Rumänien — Ukraine — Moldawien

Moldawien – Molwanien? Wo liegt denn das? Kann man nach dort guten Gewissens fahren? Was macht man denn da? Ist das gefährlich? Und wie sind denn da die Hotels, das Essen, die Getränke? Um es klarzustellen: Es geht um Moldawien. Molwanien ist ein Fake, ein hoch ironisch gemeinter Reiseführer in ein imaginäres Land, in das man nun wirklich nicht reisen möchte. Aber schon die Karte dieses imaginären Lands zeigt, dass es sich dabei nicht um Moldawien handeln kann. Moldawien liegt zwischen Rumänien und der Ukraine, beinahe am Schwarzen Meer. Es war einst eine eigene Moldawische Sowjetrepublik und ist seit 1991 selbständig. Man spricht rumänisch mit einem leicht eigenen Akzent. Es ist heute nicht mehr gefährlich – das war es mal unmittelbar nach der Selbständigkeit, doch davon später mehr. Es gibt gute Hotels, das Essen ist hervorragend – zumindest das, was wir gegessen haben, in Hotels und bei Familien. Und die Getränke: neben den inzwischen sehr guten moldawischen Weinen gibt es auch ein ordentliches Bier und gute Weinbrände als Digestiv. Also ein Land, in dem es sich gut aushalten lässt – und auch die Nachbarschaft, in Rumänien und in der Ukraine, hat einiges zu bieten.

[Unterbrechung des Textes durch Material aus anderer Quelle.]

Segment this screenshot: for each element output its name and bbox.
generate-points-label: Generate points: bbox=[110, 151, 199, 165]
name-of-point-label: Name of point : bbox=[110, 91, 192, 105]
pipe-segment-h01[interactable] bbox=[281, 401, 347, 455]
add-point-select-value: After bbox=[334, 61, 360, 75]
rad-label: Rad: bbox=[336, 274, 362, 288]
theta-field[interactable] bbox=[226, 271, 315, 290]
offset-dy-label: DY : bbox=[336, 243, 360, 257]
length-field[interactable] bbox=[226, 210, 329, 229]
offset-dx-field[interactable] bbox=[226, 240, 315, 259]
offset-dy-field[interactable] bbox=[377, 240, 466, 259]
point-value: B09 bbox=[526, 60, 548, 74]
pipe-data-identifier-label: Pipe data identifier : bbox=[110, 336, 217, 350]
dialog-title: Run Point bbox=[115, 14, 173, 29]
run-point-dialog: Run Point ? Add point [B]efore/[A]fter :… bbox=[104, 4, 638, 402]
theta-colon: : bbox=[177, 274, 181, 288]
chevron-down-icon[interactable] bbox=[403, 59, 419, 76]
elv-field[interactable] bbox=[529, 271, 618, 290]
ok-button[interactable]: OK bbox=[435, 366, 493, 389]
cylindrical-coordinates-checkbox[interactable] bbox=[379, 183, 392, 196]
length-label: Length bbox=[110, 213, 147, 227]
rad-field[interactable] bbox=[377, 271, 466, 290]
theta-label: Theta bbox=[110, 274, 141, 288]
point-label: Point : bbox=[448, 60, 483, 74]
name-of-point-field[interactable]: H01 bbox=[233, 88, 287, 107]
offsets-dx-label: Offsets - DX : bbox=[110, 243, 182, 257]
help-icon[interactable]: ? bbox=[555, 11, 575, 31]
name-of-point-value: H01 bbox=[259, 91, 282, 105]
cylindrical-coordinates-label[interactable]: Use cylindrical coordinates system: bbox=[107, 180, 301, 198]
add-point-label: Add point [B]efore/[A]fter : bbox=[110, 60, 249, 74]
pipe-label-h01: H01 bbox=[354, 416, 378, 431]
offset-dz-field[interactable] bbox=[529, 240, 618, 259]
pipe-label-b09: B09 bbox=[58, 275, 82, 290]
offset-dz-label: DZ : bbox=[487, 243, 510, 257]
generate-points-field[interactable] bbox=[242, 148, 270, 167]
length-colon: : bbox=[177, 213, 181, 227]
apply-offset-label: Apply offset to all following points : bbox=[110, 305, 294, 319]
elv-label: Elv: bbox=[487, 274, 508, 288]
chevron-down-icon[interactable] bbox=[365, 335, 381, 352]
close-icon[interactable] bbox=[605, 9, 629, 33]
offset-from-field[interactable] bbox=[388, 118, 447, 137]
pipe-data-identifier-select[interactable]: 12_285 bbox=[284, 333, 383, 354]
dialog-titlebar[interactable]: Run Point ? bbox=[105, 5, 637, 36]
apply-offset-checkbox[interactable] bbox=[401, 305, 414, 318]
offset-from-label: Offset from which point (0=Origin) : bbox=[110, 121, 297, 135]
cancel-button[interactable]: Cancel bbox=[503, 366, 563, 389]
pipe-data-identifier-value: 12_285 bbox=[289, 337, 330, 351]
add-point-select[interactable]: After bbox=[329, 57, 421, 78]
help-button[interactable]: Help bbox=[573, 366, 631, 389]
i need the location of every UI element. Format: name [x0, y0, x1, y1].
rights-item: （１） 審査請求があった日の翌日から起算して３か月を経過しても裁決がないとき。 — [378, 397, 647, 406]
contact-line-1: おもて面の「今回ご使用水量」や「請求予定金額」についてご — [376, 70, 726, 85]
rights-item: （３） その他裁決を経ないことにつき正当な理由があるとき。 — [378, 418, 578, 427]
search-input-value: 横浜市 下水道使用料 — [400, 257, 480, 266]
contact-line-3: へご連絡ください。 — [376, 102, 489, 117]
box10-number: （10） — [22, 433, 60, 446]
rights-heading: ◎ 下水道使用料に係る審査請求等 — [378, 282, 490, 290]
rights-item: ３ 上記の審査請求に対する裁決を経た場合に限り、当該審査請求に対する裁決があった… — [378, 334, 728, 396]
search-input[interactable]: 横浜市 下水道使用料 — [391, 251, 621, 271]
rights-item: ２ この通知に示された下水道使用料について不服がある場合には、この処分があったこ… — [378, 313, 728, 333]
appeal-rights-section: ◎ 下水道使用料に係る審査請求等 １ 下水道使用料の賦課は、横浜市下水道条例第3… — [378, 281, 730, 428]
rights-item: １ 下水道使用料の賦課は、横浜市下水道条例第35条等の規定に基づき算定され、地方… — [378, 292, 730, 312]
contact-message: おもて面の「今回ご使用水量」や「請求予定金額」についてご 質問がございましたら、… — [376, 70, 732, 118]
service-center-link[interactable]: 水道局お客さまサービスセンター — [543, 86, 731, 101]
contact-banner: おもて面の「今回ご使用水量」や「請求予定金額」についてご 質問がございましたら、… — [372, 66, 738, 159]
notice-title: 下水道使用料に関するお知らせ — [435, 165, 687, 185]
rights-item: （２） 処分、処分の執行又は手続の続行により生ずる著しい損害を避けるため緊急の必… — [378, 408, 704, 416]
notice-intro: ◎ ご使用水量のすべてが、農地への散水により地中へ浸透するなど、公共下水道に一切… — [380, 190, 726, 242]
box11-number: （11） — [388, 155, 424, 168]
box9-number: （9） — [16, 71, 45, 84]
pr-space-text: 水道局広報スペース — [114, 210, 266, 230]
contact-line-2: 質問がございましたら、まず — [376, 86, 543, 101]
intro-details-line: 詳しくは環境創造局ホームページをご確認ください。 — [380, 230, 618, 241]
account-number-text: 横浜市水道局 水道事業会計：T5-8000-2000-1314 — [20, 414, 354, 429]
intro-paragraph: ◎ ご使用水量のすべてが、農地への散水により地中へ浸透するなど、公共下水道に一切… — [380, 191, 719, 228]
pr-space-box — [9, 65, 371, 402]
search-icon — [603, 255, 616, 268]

Die Moldau-Klöster in Rumänien

Doch beginnen wir von vorne: wir beginnen unsere Reise in der Moldau genannten Region Rumäniens – der Name ist hier kein Zufall, sondern gemeinsame Wurzel. Im 15. Jahrhundert schaffte es der Fürst der Moldau, Stefan der Große, geschickt zwischen den Großmächten seiner Zeit zu lavieren: den Polen im Norden, den Tartaren im Osten und den Türken im Süden. Dabei ließen sich kriegerische Auseinandersetzungen nicht vermeiden, aber die meisten der Schlachten konnte Stefan gewinnen – und für jede — heißt es — stiftete er ein Kloster. Und so verdanken wir ihm, seinem Großvater und seinem Sohn die so wunderschön ausgemalten Moldau-Klöster, ein erstes Ziel unserer Reise. Und wir beginnen dort gleich mit einem Wasserfall: Schwester Tatjana unterrichtete einst als Lehrerin Schüler in deutscher Sprache, dann wurde sie Nonne in Moldovita und vermittelt interessierten Gästen ihre manchmal ein wenig eigenwillige theologische Interpretation der Außenfresken ihres Klosters. Beeindruckend: ihre Familiengeschichte Jesu anhand des Stammbaum Jesse und die Belagerung Konstantinopels, das in der Darstellung eine verblüffende Ähnlichkeit mit der näher gelegenen Residenzstadt Suceava aufweist. Eine zeitgemäße Theologie, die durchaus zu den bildlichen Darstellungen mit der Kleidung des 15. Jahrhunderts passt. Sucevita und natürlich Voronet schliessen sich an – das dortige Jüngste Gericht an der Westfassade beeindruckt mich immer besonders – diese Blautöne! Es stand bei einer anderen Reise Pate, als es um einen Vergleich der Jenseitsvorstellungen in christlicher und pharaonischer Perspektive bei einer Kreuzfahrt auf dem Nil ging. Und dazwischen werden wir in die Kunst des Eierbemalens eingeführt – ich wünschte meine Hände wären so ruhig.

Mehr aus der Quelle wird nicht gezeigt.